The ultimate conclusion I reached was that there is no categorical rule excluding evidence of ASD from consideration of criminal intent. However, the consistent approach of the Court of Appeal appears to be that admissibility turns on relevance to a live issue in the case, which is assessed by reference to the specific facts before the learned judge and the way the defence case is run. It seemed to me to be particularly relevant to cases of joint enterprise murder, where the defendant wasn’t directly involved in the physical offending.
Professional Ethics Exam
Pupil barristers this month have also had the added bonus of a professional ethics exam, consisting of 12 short essay style questions covering a range of different ethical scenarios to be answered in 3 hours. The syllabus of examinable material is surprisingly large, covering a substantial amount of the guidance to the BSB Handbook of which you do not have the luxury of access to in the exam. It is a big jump from the professional ethics multiple choice exam you take on the Bar Course. It is also an exam that you need to pass in order to have your pupillage signed off. If you fail, you have one attempt to retake it free of charge but should you need a further re-sit, the cost is an eyewatering £832; if that is not motivation to get it passed first try, I don’t know what is!
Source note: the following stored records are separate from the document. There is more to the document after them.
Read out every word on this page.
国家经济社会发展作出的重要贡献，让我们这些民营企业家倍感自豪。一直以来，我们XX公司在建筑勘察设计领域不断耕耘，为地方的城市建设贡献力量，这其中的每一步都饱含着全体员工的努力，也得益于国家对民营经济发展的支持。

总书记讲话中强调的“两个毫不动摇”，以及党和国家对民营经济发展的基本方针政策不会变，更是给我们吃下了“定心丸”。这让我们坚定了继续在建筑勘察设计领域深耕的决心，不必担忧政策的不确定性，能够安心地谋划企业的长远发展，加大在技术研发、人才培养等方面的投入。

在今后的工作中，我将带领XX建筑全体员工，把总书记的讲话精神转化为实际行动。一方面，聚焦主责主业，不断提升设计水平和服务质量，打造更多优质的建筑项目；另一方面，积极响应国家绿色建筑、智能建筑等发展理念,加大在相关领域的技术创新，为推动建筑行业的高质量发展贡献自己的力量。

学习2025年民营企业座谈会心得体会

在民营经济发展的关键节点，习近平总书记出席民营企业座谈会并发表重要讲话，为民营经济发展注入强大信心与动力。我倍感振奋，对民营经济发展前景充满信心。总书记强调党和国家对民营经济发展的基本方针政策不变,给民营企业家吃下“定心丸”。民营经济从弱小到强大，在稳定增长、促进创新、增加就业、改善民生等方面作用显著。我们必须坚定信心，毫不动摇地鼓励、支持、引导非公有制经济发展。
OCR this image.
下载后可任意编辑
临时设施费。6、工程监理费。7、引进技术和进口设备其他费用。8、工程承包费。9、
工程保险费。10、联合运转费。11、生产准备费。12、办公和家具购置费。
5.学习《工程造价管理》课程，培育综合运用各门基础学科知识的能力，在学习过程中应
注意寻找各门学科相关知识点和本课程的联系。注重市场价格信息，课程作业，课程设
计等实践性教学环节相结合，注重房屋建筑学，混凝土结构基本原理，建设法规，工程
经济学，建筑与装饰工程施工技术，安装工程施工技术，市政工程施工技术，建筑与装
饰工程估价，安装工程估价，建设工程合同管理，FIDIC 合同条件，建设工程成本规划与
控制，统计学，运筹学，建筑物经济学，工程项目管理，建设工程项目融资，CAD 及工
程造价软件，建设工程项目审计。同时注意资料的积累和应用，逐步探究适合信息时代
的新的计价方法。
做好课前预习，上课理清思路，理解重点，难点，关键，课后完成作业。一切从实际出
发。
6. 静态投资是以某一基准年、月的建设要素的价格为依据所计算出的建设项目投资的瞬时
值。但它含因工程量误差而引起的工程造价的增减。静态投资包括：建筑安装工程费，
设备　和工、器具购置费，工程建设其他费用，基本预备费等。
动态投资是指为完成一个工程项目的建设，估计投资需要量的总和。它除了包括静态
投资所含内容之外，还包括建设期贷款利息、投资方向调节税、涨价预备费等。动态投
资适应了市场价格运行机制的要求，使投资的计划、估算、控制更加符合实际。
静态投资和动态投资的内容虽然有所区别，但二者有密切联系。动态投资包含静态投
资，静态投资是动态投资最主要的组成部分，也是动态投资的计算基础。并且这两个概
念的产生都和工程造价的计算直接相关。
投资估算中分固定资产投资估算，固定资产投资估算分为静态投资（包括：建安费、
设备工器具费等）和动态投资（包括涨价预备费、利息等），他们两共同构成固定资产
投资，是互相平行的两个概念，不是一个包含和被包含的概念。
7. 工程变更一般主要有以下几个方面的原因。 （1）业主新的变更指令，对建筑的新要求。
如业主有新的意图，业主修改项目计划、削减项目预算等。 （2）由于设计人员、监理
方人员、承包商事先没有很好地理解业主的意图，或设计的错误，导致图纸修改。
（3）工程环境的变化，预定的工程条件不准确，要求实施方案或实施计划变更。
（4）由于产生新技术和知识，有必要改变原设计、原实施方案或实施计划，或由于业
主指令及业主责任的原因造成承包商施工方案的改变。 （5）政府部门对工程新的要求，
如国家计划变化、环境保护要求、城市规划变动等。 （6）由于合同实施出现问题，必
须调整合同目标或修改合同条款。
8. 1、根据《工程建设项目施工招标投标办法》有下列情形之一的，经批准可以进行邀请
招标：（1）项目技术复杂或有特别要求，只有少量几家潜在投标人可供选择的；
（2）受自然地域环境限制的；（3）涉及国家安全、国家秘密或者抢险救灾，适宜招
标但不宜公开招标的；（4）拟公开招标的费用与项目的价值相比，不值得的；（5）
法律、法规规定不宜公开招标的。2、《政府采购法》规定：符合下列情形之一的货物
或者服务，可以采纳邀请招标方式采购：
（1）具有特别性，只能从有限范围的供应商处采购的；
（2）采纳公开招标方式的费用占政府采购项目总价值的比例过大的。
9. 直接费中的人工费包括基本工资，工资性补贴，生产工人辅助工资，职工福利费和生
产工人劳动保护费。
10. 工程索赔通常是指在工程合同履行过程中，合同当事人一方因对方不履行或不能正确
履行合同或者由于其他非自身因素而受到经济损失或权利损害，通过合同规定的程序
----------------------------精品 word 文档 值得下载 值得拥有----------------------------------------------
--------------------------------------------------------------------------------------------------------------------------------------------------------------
As a result of the above, at every free moment I have been revising the syllabus for ethics and getting as many practice questions done as possible. This is a surprisingly large challenge on top of pupillage itself. My fingers are very much crossed for the results in 8 weeks’ time.
Conclusion
Overall, months three and four of pupillage have been intense, challenging, and incredibly rewarding. From observing complex murder and sexual offence trials to grappling with difficult evidential and procedural issues involving vulnerable defendants and witnesses, these experiences have reinforced both the seriousness of criminal practice and the responsibility it carries. Seeing how the law operates in cases at the sharpest end of the criminal justice system—particularly where children are involved—has deepened my understanding of advocacy, fairness, and the importance of careful, humane decision‑making. Alongside this, the opportunity to undertake substantial written work has allowed me to engage more critically with the law beyond the courtroom. As demanding as these months have been, they have been invaluable in shaping how I approach criminal practice going forward.